Tornato al suo cinema di incastri e vicende parallele che lentamente convergono Guy Ritchie ritrova se stesso più avanti di dove si era lasciato. All’energia di Lock & Stock, aggiunge più complessità di racconto (qui ogni personaggio ha un suo doppio, cioè un altro uomo cui è sempre accoppiato e che è la sua parte complementare e viceversa), trova nuove idee (le telefonate mostrate con un montaggio che sembra far procedere in circolo le inquadrature o il fantastico inseguimento con i russi), non si vergogna di niente e mette in mostra ciò che vuole.
E’ Guy Ritchie.
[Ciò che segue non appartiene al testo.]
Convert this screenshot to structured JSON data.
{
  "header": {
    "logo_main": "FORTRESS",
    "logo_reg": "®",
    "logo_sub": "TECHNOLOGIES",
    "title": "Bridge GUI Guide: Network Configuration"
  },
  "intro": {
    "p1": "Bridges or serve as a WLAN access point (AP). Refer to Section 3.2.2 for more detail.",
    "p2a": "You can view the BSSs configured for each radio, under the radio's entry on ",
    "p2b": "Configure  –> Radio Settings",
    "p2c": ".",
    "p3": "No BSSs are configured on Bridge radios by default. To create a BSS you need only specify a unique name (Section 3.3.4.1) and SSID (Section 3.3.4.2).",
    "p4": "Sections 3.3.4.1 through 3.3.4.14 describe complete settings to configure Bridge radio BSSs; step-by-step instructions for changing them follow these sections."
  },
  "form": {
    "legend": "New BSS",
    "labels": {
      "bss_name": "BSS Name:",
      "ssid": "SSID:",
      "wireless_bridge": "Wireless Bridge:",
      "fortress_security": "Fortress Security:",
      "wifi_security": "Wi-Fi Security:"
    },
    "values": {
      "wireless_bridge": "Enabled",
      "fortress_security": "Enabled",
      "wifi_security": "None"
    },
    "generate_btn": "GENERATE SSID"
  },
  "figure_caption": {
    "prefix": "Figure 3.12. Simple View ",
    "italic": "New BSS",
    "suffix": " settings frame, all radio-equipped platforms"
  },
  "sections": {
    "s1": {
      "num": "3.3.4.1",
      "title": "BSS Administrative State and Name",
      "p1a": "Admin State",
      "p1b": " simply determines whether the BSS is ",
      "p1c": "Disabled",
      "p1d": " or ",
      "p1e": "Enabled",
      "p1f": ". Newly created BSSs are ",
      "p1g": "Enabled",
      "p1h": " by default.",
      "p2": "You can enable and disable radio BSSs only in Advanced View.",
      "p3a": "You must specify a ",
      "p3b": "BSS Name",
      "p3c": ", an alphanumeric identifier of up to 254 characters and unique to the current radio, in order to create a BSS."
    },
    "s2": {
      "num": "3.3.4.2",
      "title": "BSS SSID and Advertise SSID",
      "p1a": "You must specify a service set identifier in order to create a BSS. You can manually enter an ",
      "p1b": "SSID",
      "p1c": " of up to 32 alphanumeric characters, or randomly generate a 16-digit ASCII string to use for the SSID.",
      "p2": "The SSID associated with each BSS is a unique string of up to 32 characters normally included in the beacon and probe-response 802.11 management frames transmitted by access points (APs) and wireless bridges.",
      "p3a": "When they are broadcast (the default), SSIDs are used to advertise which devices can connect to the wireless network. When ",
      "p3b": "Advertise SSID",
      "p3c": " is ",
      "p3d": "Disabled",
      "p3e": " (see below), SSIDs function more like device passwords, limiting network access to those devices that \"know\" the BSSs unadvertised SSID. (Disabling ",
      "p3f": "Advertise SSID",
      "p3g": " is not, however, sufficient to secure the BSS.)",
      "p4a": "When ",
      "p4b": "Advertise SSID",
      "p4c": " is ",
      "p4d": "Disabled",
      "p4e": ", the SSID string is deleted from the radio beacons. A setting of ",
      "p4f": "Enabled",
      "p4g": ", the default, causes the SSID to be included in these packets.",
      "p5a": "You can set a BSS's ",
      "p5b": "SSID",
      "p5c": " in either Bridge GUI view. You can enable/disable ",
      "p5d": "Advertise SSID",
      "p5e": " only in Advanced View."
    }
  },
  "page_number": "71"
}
Entertainment al 100% che sollazza il basso ventre come la testa e se molti dicono che non va a parare da nessuna parte hanno ragione. Ma lo fa benissimo!
Come al solito a regnare è la casualità ma soprattutto l’inconoscibilità della realtà e dei fatti della vita, principio dimostrato attraverso il classico McGuffin (qui un quadro) che scatena ire, inseguimenti e capovolgimenti di fronte tra pesci piccoli e pesci grandi.
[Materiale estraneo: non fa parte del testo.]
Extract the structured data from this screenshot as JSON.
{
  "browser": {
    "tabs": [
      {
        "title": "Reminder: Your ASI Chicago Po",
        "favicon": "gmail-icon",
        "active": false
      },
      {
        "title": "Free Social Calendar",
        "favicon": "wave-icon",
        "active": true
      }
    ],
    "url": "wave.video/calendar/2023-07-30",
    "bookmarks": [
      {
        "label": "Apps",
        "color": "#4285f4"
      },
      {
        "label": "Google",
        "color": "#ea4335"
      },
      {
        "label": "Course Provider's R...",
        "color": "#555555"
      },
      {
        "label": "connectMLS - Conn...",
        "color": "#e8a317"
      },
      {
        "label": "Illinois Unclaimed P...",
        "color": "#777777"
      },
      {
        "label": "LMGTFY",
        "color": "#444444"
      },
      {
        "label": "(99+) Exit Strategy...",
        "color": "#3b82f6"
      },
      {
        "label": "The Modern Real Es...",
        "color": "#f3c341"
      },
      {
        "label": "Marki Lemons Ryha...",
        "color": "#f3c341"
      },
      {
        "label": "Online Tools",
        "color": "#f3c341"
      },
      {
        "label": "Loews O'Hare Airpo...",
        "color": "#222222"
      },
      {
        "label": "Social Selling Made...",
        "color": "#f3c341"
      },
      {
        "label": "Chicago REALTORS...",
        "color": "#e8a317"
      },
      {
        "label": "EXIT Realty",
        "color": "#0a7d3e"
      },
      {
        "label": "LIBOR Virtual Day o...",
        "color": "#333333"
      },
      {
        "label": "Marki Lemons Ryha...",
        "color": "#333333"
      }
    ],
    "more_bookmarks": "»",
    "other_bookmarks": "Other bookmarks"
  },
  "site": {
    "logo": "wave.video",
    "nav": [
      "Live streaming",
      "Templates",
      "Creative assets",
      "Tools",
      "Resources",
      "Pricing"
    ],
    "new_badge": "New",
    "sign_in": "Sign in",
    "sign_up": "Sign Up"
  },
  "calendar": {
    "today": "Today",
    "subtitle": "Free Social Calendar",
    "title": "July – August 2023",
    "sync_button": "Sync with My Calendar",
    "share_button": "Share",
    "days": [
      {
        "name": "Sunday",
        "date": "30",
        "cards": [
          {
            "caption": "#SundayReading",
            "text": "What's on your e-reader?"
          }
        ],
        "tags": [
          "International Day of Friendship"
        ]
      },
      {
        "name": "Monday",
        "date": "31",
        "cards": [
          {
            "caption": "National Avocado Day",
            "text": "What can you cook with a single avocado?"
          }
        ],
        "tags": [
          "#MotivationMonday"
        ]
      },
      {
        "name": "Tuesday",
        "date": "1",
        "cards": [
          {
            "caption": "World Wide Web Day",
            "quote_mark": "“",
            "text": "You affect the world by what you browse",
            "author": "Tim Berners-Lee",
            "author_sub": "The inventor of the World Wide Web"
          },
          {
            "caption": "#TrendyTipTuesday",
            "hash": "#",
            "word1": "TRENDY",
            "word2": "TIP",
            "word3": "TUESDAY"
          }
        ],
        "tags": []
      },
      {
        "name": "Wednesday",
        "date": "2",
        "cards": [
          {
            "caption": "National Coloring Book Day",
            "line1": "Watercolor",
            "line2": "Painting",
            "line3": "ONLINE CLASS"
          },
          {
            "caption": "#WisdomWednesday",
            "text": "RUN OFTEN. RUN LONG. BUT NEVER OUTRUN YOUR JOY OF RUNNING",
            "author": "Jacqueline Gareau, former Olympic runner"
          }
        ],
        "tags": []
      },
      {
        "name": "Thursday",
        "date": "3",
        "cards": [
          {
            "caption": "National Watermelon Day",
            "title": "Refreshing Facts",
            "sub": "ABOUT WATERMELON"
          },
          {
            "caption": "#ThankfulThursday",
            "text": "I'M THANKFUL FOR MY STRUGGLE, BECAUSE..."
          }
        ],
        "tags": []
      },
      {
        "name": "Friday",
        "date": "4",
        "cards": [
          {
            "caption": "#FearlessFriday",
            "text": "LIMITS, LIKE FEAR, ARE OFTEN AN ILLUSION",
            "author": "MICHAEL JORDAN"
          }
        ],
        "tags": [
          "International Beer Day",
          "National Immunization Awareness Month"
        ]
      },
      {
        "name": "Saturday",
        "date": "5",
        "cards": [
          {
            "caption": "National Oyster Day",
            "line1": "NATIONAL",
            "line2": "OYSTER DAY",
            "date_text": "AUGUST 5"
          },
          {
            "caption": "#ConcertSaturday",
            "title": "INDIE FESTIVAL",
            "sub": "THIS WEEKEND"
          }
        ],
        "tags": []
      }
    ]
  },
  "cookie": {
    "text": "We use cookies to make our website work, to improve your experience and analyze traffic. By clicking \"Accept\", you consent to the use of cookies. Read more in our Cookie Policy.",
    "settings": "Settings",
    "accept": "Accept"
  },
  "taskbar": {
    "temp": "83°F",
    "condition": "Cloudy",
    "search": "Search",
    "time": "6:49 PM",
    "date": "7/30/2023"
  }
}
Non c’è motivo di avercela con Guy Ritchie per il montaggio ipercinetico, per le inquadrature modaiole, per il continuo tappeto musicale ruffiano e l’esaltazione dei suoi protagonisti, perchè il suo cinema è vitale come pochi. Non siamo di fronte alla personalità di un Bekmambetov, vacuo nel suo saturare l’immagine, ma di un cineasta completo che si diverte ad intrattenere con storie dall’orchestrazione magistrale. E a me piace.
THE MISSING
Generi mischiati. Un inizio da j-horror, un centro sporcato con toni da commedia e thriller psichiatrico (doppie personalità, visioni…) e un finale da melodrammone. L’ultimo film di Tsui Hark non è facile, specialmente per il pubblico occidentale.
Ogni snodo fondamentale è molto centrato sull’etica, sullo spiritismo e sui principi cinesi che spesso ci risultano incomprensibili se non incondivisibili.
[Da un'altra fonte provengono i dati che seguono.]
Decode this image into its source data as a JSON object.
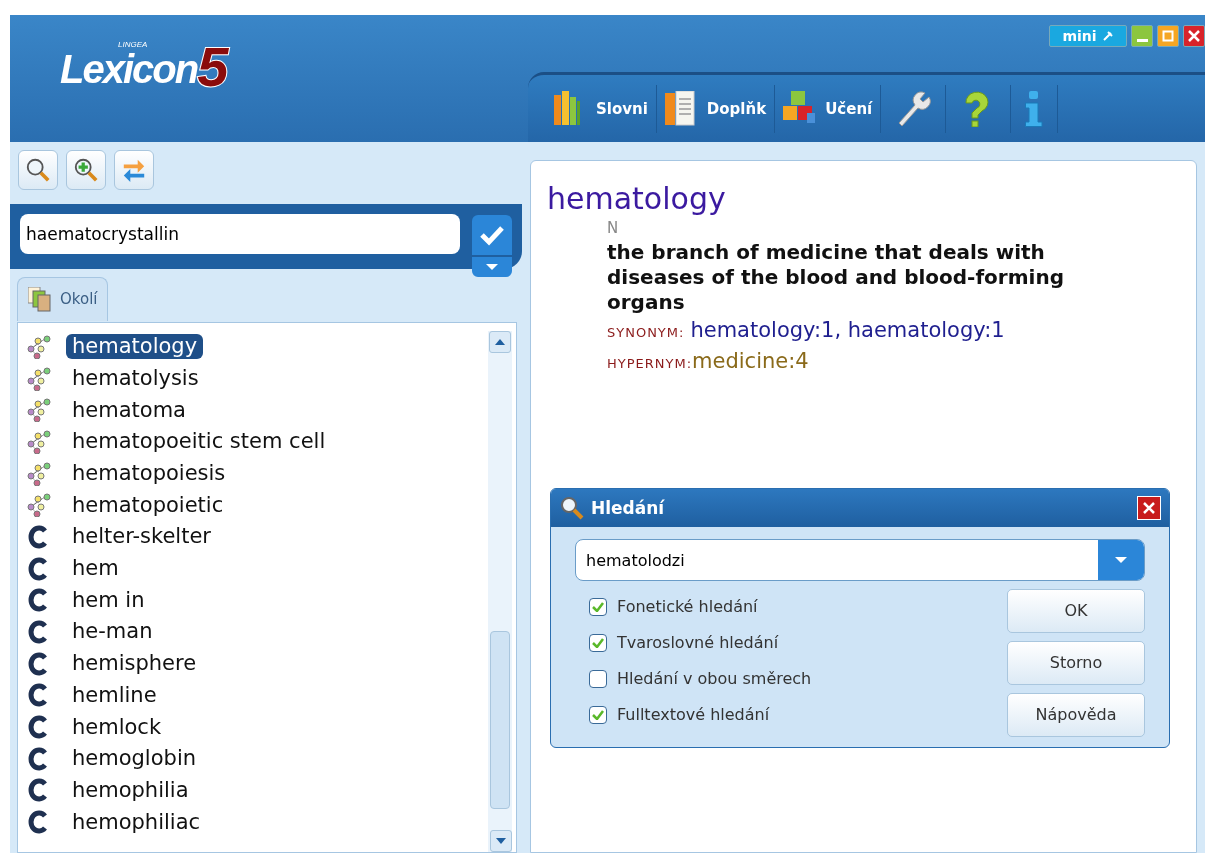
{
  "window": {
    "controls": [
      {
        "kind": "mini",
        "label": "mini"
      },
      {
        "kind": "minimize"
      },
      {
        "kind": "maximize"
      },
      {
        "kind": "close"
      }
    ]
  },
  "logo": {
    "brand": "LINGEA",
    "name": "Lexicon",
    "version": "5"
  },
  "toolbar": [
    {
      "kind": "books",
      "label": "Slovni"
    },
    {
      "kind": "pages",
      "label": "Doplňk"
    },
    {
      "kind": "blocks",
      "label": "Učení"
    },
    {
      "kind": "wrench"
    },
    {
      "kind": "help"
    },
    {
      "kind": "info"
    }
  ],
  "search_tools": [
    {
      "kind": "search"
    },
    {
      "kind": "zoom-in"
    },
    {
      "kind": "swap"
    }
  ],
  "search": {
    "value": "haematocrystallin"
  },
  "tabs": [
    {
      "label": "Okolí",
      "selected": true
    }
  ],
  "word_list": [
    {
      "kind": "synset",
      "text": "hematology",
      "selected": true
    },
    {
      "kind": "synset",
      "text": "hematolysis",
      "selected": false
    },
    {
      "kind": "synset",
      "text": "hematoma",
      "selected": false
    },
    {
      "kind": "synset",
      "text": "hematopoeitic stem cell",
      "selected": false
    },
    {
      "kind": "synset",
      "text": "hematopoiesis",
      "selected": false
    },
    {
      "kind": "synset",
      "text": "hematopoietic",
      "selected": false
    },
    {
      "kind": "collocation",
      "text": "helter-skelter",
      "selected": false
    },
    {
      "kind": "collocation",
      "text": "hem",
      "selected": false
    },
    {
      "kind": "collocation",
      "text": "hem in",
      "selected": false
    },
    {
      "kind": "collocation",
      "text": "he-man",
      "selected": false
    },
    {
      "kind": "collocation",
      "text": "hemisphere",
      "selected": false
    },
    {
      "kind": "collocation",
      "text": "hemline",
      "selected": false
    },
    {
      "kind": "collocation",
      "text": "hemlock",
      "selected": false
    },
    {
      "kind": "collocation",
      "text": "hemoglobin",
      "selected": false
    },
    {
      "kind": "collocation",
      "text": "hemophilia",
      "selected": false
    },
    {
      "kind": "collocation",
      "text": "hemophiliac",
      "selected": false
    }
  ],
  "entry": {
    "headword": "hematology",
    "pos": "N",
    "definition": "the branch of medicine that deals with diseases of the blood and blood-forming organs",
    "relations": [
      {
        "label": "SYNONYM:",
        "value": "hematology:1, haematology:1",
        "color": "#1f1f8f"
      },
      {
        "label": "HYPERNYM:",
        "value": "medicine:4",
        "color": "#8a6a1a"
      }
    ]
  },
  "dialog": {
    "title": "Hledání",
    "query": "hematolodzi",
    "options": [
      {
        "label": "Fonetické hledání",
        "checked": true
      },
      {
        "label": "Tvaroslovné hledání",
        "checked": true
      },
      {
        "label": "Hledání v obou směrech",
        "checked": false
      },
      {
        "label": "Fulltextové hledání",
        "checked": true
      }
    ],
    "buttons": [
      "OK",
      "Storno",
      "Nápověda"
    ]
  }
}
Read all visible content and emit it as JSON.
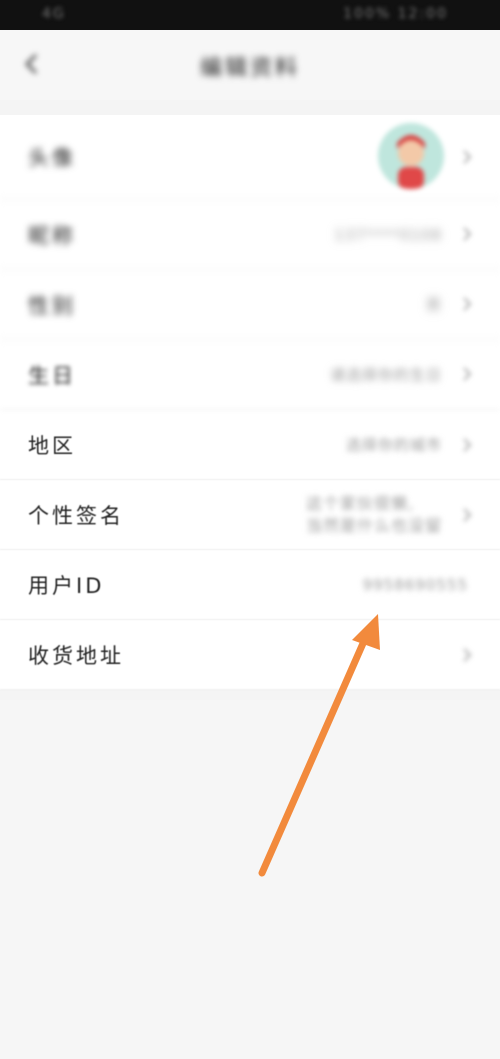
{
  "status_bar": {
    "left_text": "4G",
    "right_text": "100% 12:00"
  },
  "nav": {
    "title": "编辑资料"
  },
  "profile_rows": [
    {
      "key": "avatar",
      "label": "头像"
    },
    {
      "key": "nickname",
      "label": "昵称",
      "value": "137****0108"
    },
    {
      "key": "gender",
      "label": "性别",
      "value": "男"
    },
    {
      "key": "birthday",
      "label": "生日",
      "value": "请选择你的生日"
    },
    {
      "key": "region",
      "label": "地区",
      "value": "选择你的城市"
    },
    {
      "key": "signature",
      "label": "个性签名",
      "value_line1": "这个家伙很懒,",
      "value_line2": "当然是什么也没留"
    },
    {
      "key": "user_id",
      "label": "用户ID",
      "value": "9958690555"
    },
    {
      "key": "address",
      "label": "收货地址"
    }
  ],
  "colors": {
    "accent_arrow": "#f28a3c",
    "avatar_bg": "#bfe6dd"
  }
}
Come sua caratteristica l’enfasi posta in ogni mossa, ogni svolta e ogni sentimento non è poca (non è certo regista minimale Tsui Hark) e la ricerca fatta intorno alle percezioni alterate della protagonista non è di quelle banali.
Eppure non funziona nulla, arrivati a metà si desidera la fine se ne ottengono anche troppe. Si respira aria di grande attesa ma poi non si ottiene mai soddisfazione. Ed è un peccato perchè le molte scene girate sott’acqua sono tra le più belle mai viste, non solo per colori e qualità delle riprese ma anche per le idee messe in campo rispetto a ciò che si può mostrare e le metafore raggiungibili nel mondo sommerso.